Dalam arahan strategisnya, Ketua Umum PBNU Gus Yahya memberikan penekanan khusus pada penguatan manajemen organisasi. Beliau mengingatkan bahwa NU harus bergerak secara koheren dan disiplin dalam satu komando untuk menjawab tantangan zaman yang semakin kompleks.
“Kita harus memastikan bahwa seluruh struktur, dari wilayah hingga anak ranting, bergerak dalam satu visi yang selaras dengan PBNU. Kedisiplinan organisasi adalah kunci agar program-program kemaslahatan umat dapat dirasakan secara nyata oleh masyarakat,” ujar Gus Yahya dalam sambutannya.
Senada dengan semangat konsolidasi tersebut, Ketua Tanfidziyah PWNU DKI Jakarta, KH Samsul Ma’arif, menyampaikan pernyataan penting terkait peran strategis Jakarta di masa depan. Beliau menegaskan kesiapan infrastruktur dan sumber daya manusia NU Jakarta untuk menyongsong agenda besar organisasi di tingkat nasional.
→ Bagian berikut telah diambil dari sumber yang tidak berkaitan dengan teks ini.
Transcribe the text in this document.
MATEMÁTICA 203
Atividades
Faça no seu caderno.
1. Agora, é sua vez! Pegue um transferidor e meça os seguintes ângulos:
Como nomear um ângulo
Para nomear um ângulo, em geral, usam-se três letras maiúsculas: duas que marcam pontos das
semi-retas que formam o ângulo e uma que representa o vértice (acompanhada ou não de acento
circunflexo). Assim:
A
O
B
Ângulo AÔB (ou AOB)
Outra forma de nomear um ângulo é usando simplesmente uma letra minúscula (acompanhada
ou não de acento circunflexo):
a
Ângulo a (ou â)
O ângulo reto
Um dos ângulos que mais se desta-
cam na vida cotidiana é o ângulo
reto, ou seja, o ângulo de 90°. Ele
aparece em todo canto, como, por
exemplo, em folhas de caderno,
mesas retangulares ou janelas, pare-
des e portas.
Dalam sambutannya, KH Samsul Ma’arif secara terbuka menyatakan bahwa PWNU DKI Jakarta siap mengemban tanggung jawab besar sebagai pelaksana pertemuan tertinggi organisasi tersebut.
“PWNU DKI Jakarta menyatakan kesiapannya jika diberikan amanah untuk menjadi panitia maupun tuan rumah Muktamar NU mendatang. Dengan segala fasilitas dan sumber daya yang kami miliki di ibu kota, kami siap menyukseskan agenda besar tersebut demi kejayaan Nahdlatul Ulama,” tegas KH Samsul Ma’arif.
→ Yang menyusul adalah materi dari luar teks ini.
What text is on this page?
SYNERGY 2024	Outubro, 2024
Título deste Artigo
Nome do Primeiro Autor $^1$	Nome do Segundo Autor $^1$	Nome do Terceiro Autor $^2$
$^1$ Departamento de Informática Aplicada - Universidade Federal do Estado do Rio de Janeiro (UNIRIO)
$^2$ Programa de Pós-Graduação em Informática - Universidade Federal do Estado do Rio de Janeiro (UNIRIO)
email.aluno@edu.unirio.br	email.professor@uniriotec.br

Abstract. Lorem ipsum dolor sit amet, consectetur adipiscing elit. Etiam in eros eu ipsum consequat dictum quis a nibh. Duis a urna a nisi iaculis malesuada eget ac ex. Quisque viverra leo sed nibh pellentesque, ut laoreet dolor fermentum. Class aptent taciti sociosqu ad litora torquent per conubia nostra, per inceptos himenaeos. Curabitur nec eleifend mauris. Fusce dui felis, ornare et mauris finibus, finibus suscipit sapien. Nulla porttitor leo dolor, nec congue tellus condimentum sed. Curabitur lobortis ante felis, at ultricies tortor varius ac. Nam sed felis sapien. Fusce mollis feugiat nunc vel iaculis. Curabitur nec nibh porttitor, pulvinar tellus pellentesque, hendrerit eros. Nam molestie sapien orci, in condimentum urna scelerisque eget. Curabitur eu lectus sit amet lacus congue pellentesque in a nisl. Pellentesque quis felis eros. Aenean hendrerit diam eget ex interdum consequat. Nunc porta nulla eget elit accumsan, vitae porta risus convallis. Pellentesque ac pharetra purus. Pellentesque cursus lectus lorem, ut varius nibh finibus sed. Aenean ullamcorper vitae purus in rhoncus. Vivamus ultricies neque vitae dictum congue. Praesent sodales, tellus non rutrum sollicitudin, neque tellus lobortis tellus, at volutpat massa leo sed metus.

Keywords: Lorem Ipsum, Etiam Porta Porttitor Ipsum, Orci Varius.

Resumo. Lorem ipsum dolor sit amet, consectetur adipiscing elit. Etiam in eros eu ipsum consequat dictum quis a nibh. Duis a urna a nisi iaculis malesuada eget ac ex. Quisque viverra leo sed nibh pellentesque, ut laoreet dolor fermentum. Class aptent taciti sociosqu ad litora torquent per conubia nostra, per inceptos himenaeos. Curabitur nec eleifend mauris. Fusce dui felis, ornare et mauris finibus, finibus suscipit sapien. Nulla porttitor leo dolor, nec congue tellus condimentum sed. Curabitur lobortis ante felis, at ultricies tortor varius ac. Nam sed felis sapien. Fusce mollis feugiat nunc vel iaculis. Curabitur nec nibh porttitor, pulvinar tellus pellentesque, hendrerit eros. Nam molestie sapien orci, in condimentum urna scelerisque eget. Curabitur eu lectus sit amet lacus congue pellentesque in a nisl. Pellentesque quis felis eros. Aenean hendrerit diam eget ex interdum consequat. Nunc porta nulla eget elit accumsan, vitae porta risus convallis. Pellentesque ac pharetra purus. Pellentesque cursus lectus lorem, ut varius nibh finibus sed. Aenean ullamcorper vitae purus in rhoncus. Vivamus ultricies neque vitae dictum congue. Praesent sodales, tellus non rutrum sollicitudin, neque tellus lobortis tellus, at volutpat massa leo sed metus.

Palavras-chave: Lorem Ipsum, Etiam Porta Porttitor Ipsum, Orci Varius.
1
Pernyataan ini disambut dengan antusiasme tinggi oleh para peserta yang hadir, menandakan kesolidan warga NU Jakarta dalam mendukung kepemimpinan PBNU. Kehadiran tokoh-tokoh dari berbagai Badan Otonom (Banom) dan Lembaga NU memperkuat pesan bahwa Jakarta tetap menjadi barometer kerukunan dan kemajuan dakwah Nahdliyin di Ibu Kota.